Çin Yemeği-İtalyan Yemeği=annemin yemeği

Şarap-Rakı=İzmir

Esprili-Ciddi=sence

‘İyi olmak, doğuştan hakkımız’

Gonca Hanım, bu dernekle yolun nasıl kesişti?

“İyileştirmek İyiliktir” derneğiyle yolum, iki yıl önce babamın sağlık problemlerinin ortaya çıktığı noktada kesişti. İlk andan itibaren aklını, kalbini “İyileştirmek” için kodlamış, ortak dili “İyilik” olan bir ailenin parçası olmak beni çok heyecanlandırdı.

Burada neler yapıyorsun?

İyilik ve iyileştirme yolunda bize hizmet eden enerji ile kontrat yapmak, ilk başta insanın kendine iyi gelen bir durum. Ben iyi olmanın ruh ve bedenen doğuştan hakkımız olduğuna inanıyorum.

Bugüne kadarki seni tanıyabilir miyiz? Ve bundan sonraki planların...

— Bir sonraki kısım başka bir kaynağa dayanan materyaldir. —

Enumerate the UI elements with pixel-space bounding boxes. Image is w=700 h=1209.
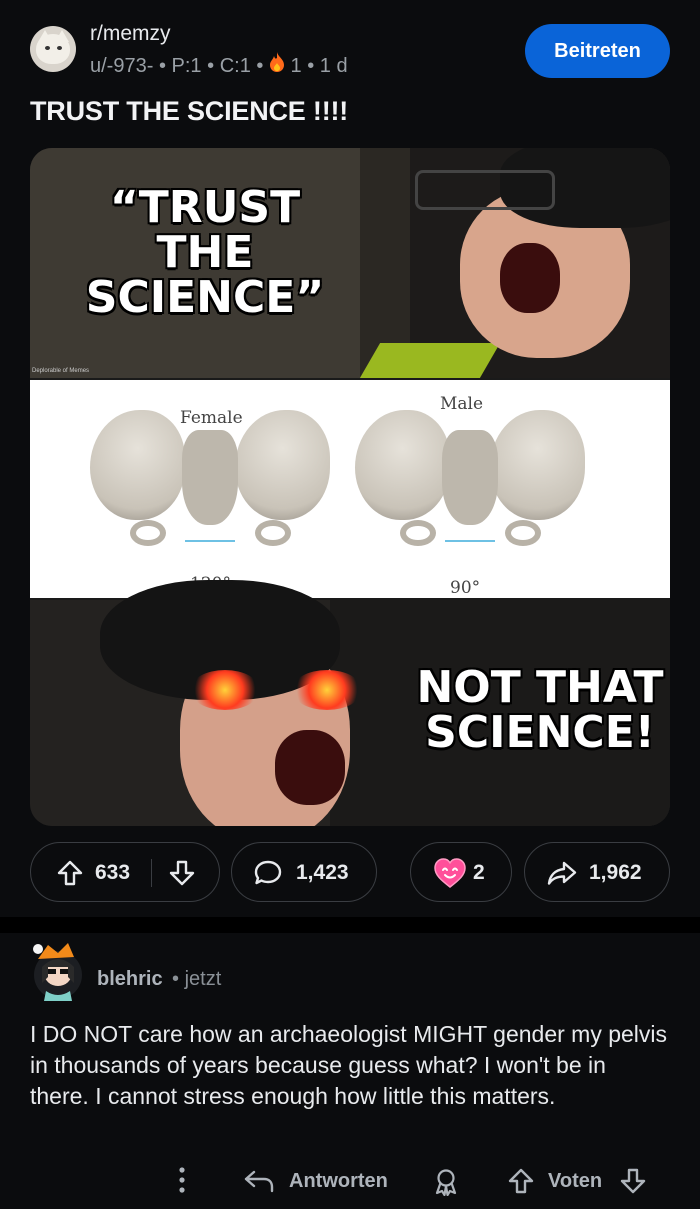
meme-top-text: “TRUST THE SCIENCE” <box>85 182 325 323</box>
awards-button[interactable]: 2 <box>410 842 512 902</box>
p-label: P:1 <box>171 55 202 77</box>
post-author[interactable]: u/-973- <box>90 55 153 77</box>
post-image[interactable]: “TRUST THE SCIENCE” Deplorable of Memes … <box>30 148 670 826</box>
post-meta: u/-973- • P:1 • C:1 • 1 • 1 d <box>90 52 348 78</box>
comment: blehric • jetzt I DO NOT care how an arc… <box>0 933 700 1209</box>
join-button[interactable]: Beitreten <box>525 24 670 78</box>
award-count: 2 <box>473 861 485 884</box>
meme-bottom-text: NOT THAT SCIENCE! <box>416 662 664 758</box>
c-label: C:1 <box>219 55 251 77</box>
share-count: 1,962 <box>589 861 642 884</box>
comment-icon <box>254 860 282 886</box>
upvote-icon[interactable] <box>57 860 83 886</box>
comment-count: 1,423 <box>296 861 349 884</box>
comments-button[interactable]: 1,423 <box>231 842 377 902</box>
comment-avatar[interactable] <box>28 937 88 1007</box>
post-action-bar: 633 1,423 2 1,962 <box>30 842 670 902</box>
vote-control: 633 <box>30 842 220 902</box>
male-pelvis-image <box>350 400 590 570</box>
meme-watermark: Deplorable of Memes <box>32 368 90 374</box>
male-label: Male <box>440 394 484 414</box>
comment-action-bar: Antworten Voten <box>0 1159 700 1199</box>
meme-panel-pelvis: Female Male 120° 90° <box>30 380 670 598</box>
post-age: 1 d <box>319 55 348 77</box>
upvote-count: 633 <box>95 861 131 884</box>
fire-icon <box>269 52 285 78</box>
male-angle-label: 90° <box>450 578 481 598</box>
downvote-icon[interactable] <box>169 860 195 886</box>
more-icon[interactable] <box>172 1165 192 1200</box>
post-title[interactable]: TRUST THE SCIENCE !!!! <box>30 96 348 127</box>
fire-count: 1 <box>290 55 302 77</box>
reply-icon[interactable] <box>244 1169 274 1198</box>
comment-body: I DO NOT care how an archaeologist MIGHT… <box>30 1021 668 1109</box>
subreddit-avatar[interactable] <box>30 26 76 72</box>
downvote-icon[interactable] <box>620 1168 646 1199</box>
vote-label: Voten <box>548 1170 603 1192</box>
female-label: Female <box>180 408 243 428</box>
award-icon[interactable] <box>432 1168 460 1201</box>
award-icon <box>433 857 467 889</box>
section-divider <box>0 917 700 933</box>
share-button[interactable]: 1,962 <box>524 842 670 902</box>
comment-author[interactable]: blehric <box>97 968 163 991</box>
meme-panel-bottom: NOT THAT SCIENCE! <box>30 580 670 826</box>
comment-meta: • jetzt <box>172 968 222 990</box>
meme-panel-top: “TRUST THE SCIENCE” Deplorable of Memes <box>30 148 670 378</box>
reply-button[interactable]: Antworten <box>289 1170 388 1193</box>
subreddit-name[interactable]: r/memzy <box>90 22 171 46</box>
share-icon <box>547 860 577 886</box>
upvote-icon[interactable] <box>508 1168 534 1199</box>
comment-time: jetzt <box>184 968 222 990</box>
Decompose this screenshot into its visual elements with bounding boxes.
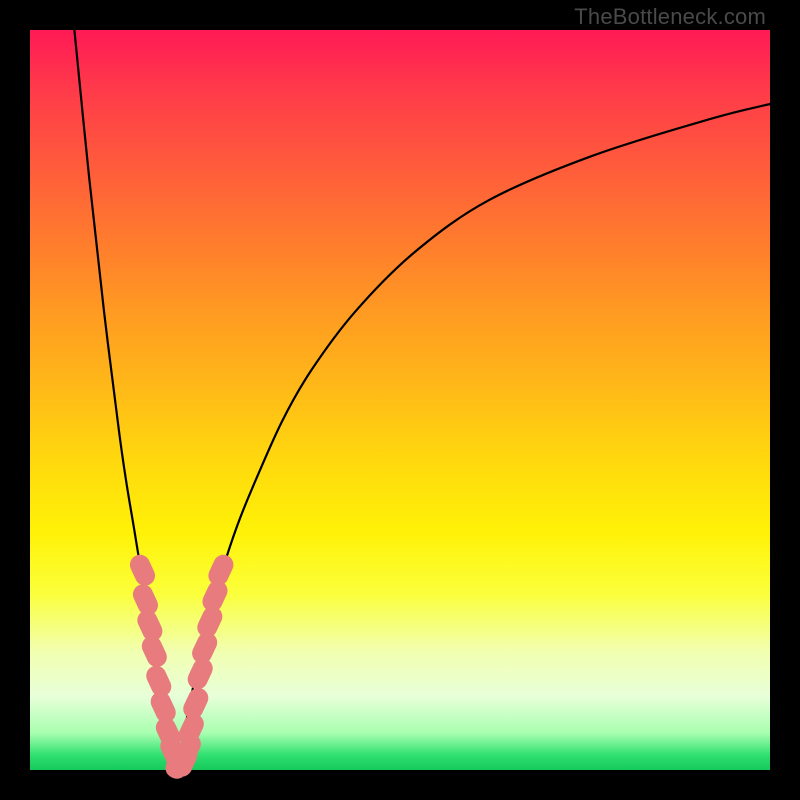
curve-layer bbox=[30, 30, 770, 770]
marker-dot bbox=[161, 702, 166, 713]
marker-dot bbox=[193, 698, 198, 709]
marker-dot bbox=[186, 744, 191, 755]
marker-dot bbox=[147, 620, 152, 631]
scatter-cluster bbox=[140, 565, 224, 769]
chart-frame: TheBottleneck.com bbox=[0, 0, 800, 800]
marker-dot bbox=[140, 565, 145, 576]
marker-dot bbox=[198, 668, 203, 679]
marker-dot bbox=[212, 591, 217, 602]
marker-dot bbox=[202, 642, 207, 653]
marker-dot bbox=[218, 565, 223, 576]
marker-dot bbox=[207, 617, 212, 628]
right-branch-curve bbox=[178, 104, 770, 766]
marker-dot bbox=[152, 646, 157, 657]
marker-dot bbox=[143, 594, 148, 605]
plot-area bbox=[30, 30, 770, 770]
watermark-text: TheBottleneck.com bbox=[574, 4, 766, 30]
marker-dot bbox=[189, 724, 194, 735]
marker-dot bbox=[156, 676, 161, 687]
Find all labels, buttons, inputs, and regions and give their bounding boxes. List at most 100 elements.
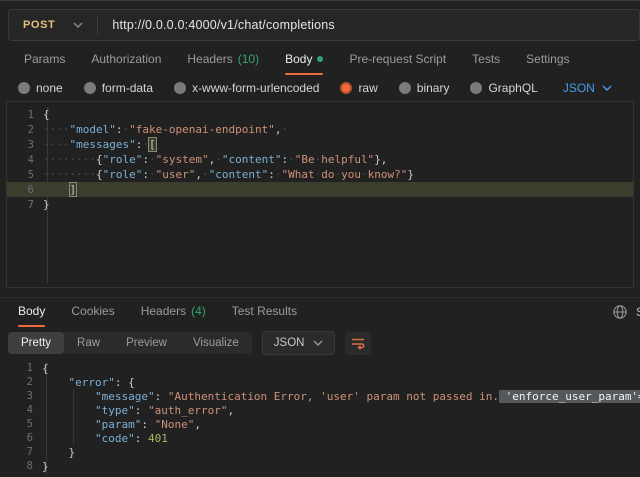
tab-label: Body — [18, 304, 45, 318]
url-input[interactable]: http://0.0.0.0:4000/v1/chat/completions — [98, 18, 335, 32]
tab-label: Params — [24, 52, 65, 66]
line-number: 7 — [6, 446, 42, 458]
code-text: ····] — [43, 183, 76, 196]
radio-icon — [84, 82, 96, 94]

Ben bir eğitimciyim. Bilkent Üniversitesi’nden mezun olduktan sonra başladığım kariyerimin 15. yılındayım. Aynı zamanda sosyoloji alanında yüksek lisans öğrencisiyim. İyi insan olmanın önemini öğrencilerine aşılayan, onların hayatlarına dokunmaya çalışan biriyim. Enerjimi ve konsantrasyonumu derneğimiz aracılığı ile daha geniş kitlelere yaymayı hedefliyorum.

Sevinç Pastanesi’yle ilgili neler düşünüyorsun?

Her zaman severek geldiğimiz bir mekân.